A variety of items today:

Adrian Murdoch is 'thinking out loud' about Julian, Marcus Aurelius, and Ammianus ...

Alun comments on how America really isn't the new Rome ... (presumably referring to the United States) ...

Ed Flinn has a Gallienus/Athena ...

N.S. Gill has some notes on Book III of the Iliad ... she also commemorates Trajan's birthday (yesterday) ...

Ioannis Georganas provides us with a report from the Greek press on the discovery of the harbour of Knossos ...

Laura Gibbs has her usual triposterate of Latin game (a crossword), proverb, and Bible passage (from Daniel) ....

Michael Gilleland has a poem by Palladas ...

I note there's a new blog out there ... audio video disco seems to be a team blog from a Latin teacher (jm) and robin (whose profile comes up as an error) ... interesting stuff there which seems to parallel what's going on in jm's classroom ...

Project Gutenberg has put up Foster's translation of Cassius Dio ... as Adrian Murdoch notes, it's probably better to stick with the Cary translation at Lacus Curtius, if you need it online ....

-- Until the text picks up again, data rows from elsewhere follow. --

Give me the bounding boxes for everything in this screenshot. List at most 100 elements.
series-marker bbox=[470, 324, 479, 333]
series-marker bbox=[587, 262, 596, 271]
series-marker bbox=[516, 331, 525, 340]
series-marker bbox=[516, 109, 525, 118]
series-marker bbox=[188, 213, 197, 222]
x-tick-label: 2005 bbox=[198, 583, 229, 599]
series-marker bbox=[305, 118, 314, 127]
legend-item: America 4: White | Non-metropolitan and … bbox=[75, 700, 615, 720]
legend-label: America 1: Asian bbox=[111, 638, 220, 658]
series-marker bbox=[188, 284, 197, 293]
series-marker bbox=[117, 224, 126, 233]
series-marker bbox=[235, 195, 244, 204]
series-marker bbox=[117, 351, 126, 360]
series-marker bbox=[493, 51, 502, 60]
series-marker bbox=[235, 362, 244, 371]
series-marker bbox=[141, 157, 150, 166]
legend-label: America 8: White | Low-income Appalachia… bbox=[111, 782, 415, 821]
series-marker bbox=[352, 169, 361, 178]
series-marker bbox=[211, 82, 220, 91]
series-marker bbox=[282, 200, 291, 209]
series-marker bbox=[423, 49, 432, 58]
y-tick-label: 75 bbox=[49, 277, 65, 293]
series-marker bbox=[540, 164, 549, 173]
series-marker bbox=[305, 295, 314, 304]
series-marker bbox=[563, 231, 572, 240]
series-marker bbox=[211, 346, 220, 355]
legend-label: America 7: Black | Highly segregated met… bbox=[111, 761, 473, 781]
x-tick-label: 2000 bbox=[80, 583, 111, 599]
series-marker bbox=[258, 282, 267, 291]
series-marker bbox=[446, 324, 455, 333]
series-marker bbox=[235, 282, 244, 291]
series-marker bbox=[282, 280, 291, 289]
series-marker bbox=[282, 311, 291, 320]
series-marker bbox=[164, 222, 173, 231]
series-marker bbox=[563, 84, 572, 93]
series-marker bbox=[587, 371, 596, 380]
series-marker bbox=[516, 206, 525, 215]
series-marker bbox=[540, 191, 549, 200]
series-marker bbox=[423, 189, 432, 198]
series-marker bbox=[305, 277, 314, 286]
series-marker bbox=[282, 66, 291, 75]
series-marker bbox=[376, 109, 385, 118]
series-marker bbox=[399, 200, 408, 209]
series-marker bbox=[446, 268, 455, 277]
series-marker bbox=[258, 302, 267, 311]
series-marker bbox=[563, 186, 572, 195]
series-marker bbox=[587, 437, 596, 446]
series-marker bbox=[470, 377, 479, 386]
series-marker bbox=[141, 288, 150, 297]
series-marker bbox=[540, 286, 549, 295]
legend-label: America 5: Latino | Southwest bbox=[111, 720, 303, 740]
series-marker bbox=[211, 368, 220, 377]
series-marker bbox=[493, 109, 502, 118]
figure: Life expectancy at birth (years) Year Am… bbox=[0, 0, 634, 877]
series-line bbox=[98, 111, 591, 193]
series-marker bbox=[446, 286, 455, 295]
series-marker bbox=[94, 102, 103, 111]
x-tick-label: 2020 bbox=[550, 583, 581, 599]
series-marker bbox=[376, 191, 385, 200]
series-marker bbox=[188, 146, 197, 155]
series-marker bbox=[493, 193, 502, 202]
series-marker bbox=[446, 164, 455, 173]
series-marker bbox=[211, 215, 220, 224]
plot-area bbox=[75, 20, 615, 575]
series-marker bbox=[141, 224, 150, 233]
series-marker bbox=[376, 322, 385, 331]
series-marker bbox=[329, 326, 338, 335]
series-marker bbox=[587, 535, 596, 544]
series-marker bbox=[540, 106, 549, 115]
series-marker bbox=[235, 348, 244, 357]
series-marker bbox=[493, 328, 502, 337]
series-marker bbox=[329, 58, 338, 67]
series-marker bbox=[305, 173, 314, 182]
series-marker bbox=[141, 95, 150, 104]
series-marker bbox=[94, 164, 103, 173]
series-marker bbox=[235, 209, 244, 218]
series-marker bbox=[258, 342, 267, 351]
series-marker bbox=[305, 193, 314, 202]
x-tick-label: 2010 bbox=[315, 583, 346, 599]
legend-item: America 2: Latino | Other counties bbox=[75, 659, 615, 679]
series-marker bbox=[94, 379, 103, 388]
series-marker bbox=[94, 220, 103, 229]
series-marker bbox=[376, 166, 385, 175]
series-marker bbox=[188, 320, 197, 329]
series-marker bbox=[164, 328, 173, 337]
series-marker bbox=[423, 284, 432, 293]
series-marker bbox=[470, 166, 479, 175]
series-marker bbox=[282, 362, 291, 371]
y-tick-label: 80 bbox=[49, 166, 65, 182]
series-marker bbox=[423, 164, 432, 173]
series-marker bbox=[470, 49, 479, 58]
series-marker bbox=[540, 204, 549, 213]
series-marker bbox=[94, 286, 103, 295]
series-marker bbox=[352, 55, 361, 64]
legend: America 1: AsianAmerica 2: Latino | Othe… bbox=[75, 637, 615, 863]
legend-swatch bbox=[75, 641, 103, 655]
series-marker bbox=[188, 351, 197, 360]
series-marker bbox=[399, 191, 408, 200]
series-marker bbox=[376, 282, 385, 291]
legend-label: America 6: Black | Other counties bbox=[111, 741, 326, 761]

Three more papers up at the Princeton/Stanford Working Papers page:

From “Socratic logoi” to “dialogues”: Dialogue in Fourth-century Genre Theory
Andrew Ford, Princeton University
This paper argues that we can only have a just appreciation of the rise and early development of philosophic dialogue in Greece by bracketing the immense influence that the Platonic version of the form has exerted and turning instead to tracing how “Socratic logoi” came to be recognized as a new prose genre in fourth-century Athens. A consideration of the early terms used to name the form suggests that dialogue should not be derived from fifth-century mime or drama but should be understood in the context of the burgeoning rhetorical literature of the period; in particular, dialogue will be shown to be one of many innovative kinds of fictional speech-texts that were proclaiming new and special powers for written prose.


THE GENRE OF GENRES: Paeans and Paian in Early Greek Poetry
Andrew Ford, Princeton University
Abstract: This essay considers recent monographs on the paean as a significant, if problematic example of the return of genre as a critical category in Greek lyric. I then consider why the peaen remains resistant to neat classification and finally suggest, through reading a series of early paeanic texts, that we can better understand the elusive form if we put aside the quest for a timeless, ideal pattern and notice instead certain religious and rhetorical dynamics that the paian-cry itself entails.


Herodotus and the Poets
Andrew Ford, Princeton University
Abstract: This is an attempt to describe Herodotus’ relation to Greek poets, both as historical sources and as “cultural capital.” It is a brief discussion (1500 words) written for a general audience; but it may be of interest as raising a matter not often considered outside of the excellent and long study by Ph.-E. Legrand in Vol. 1 of the Budé Hérodote (pp. 147 ff.).